Computational Mathematics and Scientific Computing Seminar
Inference of a rheological model for sea ice from data
Time and Location:
Nov. 14, 2025 at 10AM; Warren Weaver Hall, Room 1302Speaker:
Gonzalo Gonzalez de Diego, New York UniversityLink:
Seminar homepageAbstract:
Sea ice is a fundamental component of the climate system that is generally treated as a continuum fluid in Earth system models.
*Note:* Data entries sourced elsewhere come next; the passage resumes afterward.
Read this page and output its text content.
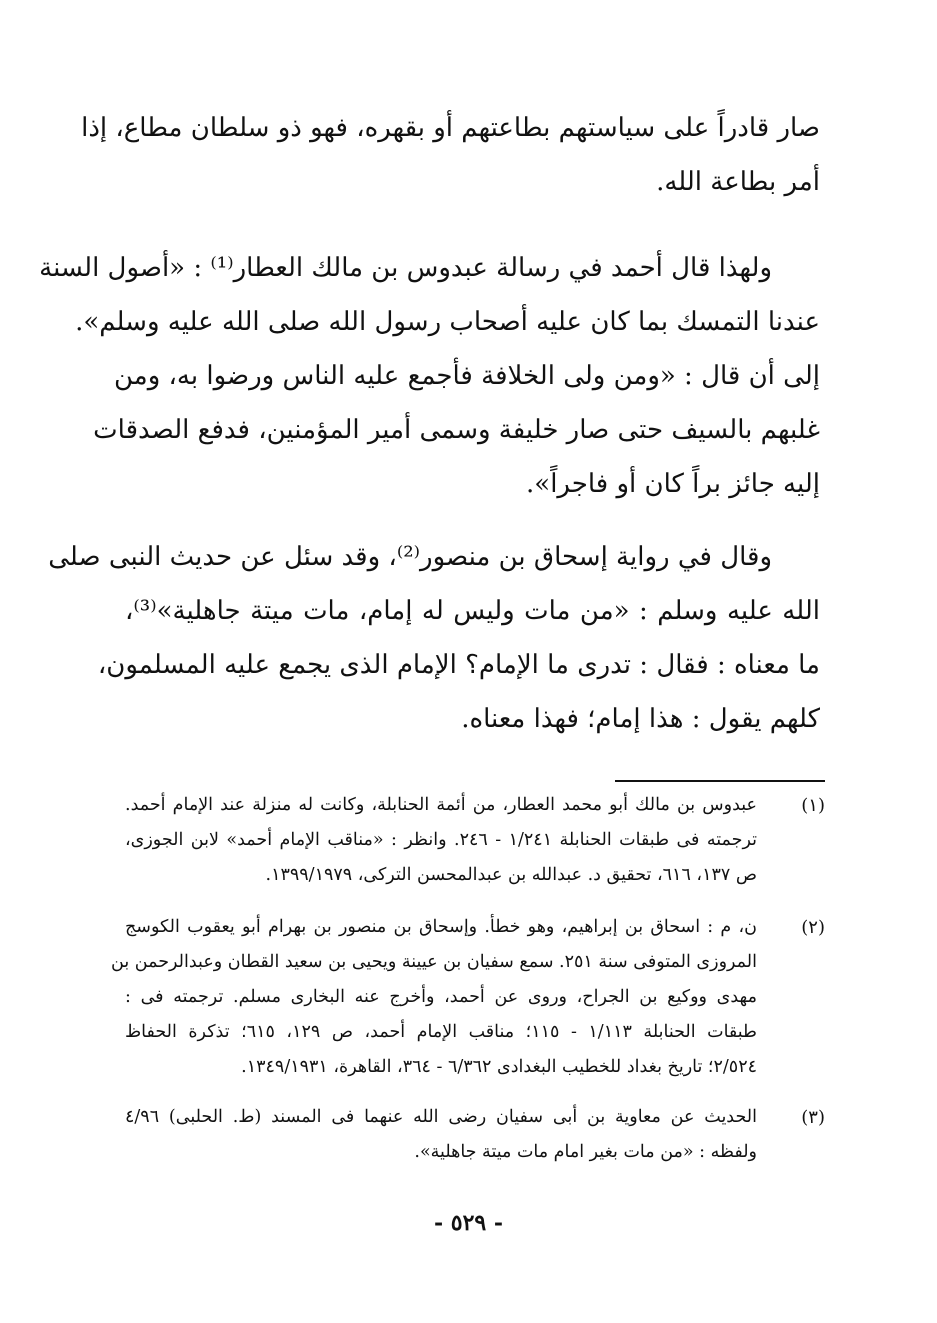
صار قادراً على سياستهم بطاعتهم أو بقهره، فهو ذو سلطان مطاع، إذا
أمر بطاعة الله.
ولهذا قال أحمد في رسالة عبدوس بن مالك العطار⁽¹⁾ : «أصول السنة
عندنا التمسك بما كان عليه أصحاب رسول الله صلى الله عليه وسلم».
إلى أن قال : «ومن ولى الخلافة فأجمع عليه الناس ورضوا به، ومن
غلبهم بالسيف حتى صار خليفة وسمى أمير المؤمنين، فدفع الصدقات
إليه جائز براً كان أو فاجراً».
وقال في رواية إسحاق بن منصور⁽²⁾، وقد سئل عن حديث النبى صلى
الله عليه وسلم : «من مات وليس له إمام، مات ميتة جاهلية»⁽³⁾،
ما معناه : فقال : تدرى ما الإمام؟ الإمام الذى يجمع عليه المسلمون،
كلهم يقول : هذا إمام؛ فهذا معناه.
(١)
عبدوس بن مالك أبو محمد العطار، من أئمة الحنابلة، وكانت له منزلة عند الإمام أحمد.
ترجمته فى طبقات الحنابلة ١/٢٤١ - ٢٤٦. وانظر : «مناقب الإمام أحمد» لابن الجوزى،
ص ١٣٧، ٦١٦، تحقيق د. عبدالله بن عبدالمحسن التركى، ١٣٩٩/١٩٧٩.
(٢)
ن، م : اسحاق بن إبراهيم، وهو خطأ. وإسحاق بن منصور بن بهرام أبو يعقوب الكوسج
المروزى المتوفى سنة ٢٥١. سمع سفيان بن عيينة ويحيى بن سعيد القطان وعبدالرحمن بن
مهدى ووكيع بن الجراح، وروى عن أحمد، وأخرج عنه البخارى مسلم. ترجمته فى :
طبقات الحنابلة ١/١١٣ - ١١٥؛ مناقب الإمام أحمد، ص ١٢٩، ٦١٥؛ تذكرة الحفاظ
٢/٥٢٤؛ تاريخ بغداد للخطيب البغدادى ٦/٣٦٢ - ٣٦٤، القاهرة، ١٣٤٩/١٩٣١.
(٣)
الحديث عن معاوية بن أبى سفيان رضى الله عنهما فى المسند (ط. الحلبى) ٤/٩٦
ولفظه : «من مات بغير امام مات ميتة جاهلية».
- ٥٢٩ -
A key component in continuum models for sea ice is its rheology, which establishes a relationship between strain-rate, the Cauchy stress tensor, and other variables such as sea ice concentration and thickness. Traditionally, rheological models for complex systems such as sea ice have been derived by means of phenomenological or highly simplified analytical arguments, compromising their accuracy. Discrete element methods (DEMs) offer an alternative to continuum models by resolving the behavior of individual ice floes, including collisions, frictional contact, fracture, and ridging. However, DEMs are generally too costly for large-scale simulations. In this talk, I will present a framework for inferring rheological behavior from velocity data generated with a DEM. We characterize isotropic constitutive laws in terms of scalar functions of the principal invariants of the strain-rate tensor. These functions are parameterized by neural networks trained on DEM data. By combining machine learning and finite element methods, we incorporate the governing partial differential equation (PDE) into the training, leading to a PDE-constrained optimization problem for the network parameters. We find that, over a wide range of ice concentrations, the velocity fields observed in a complex sea ice DEM can be captured by a nonlinear rheology. We also show that the learned rheology generalizes to different forcing scenarios, time-dependent problems, and settings in which compressibility is not a dominant factor.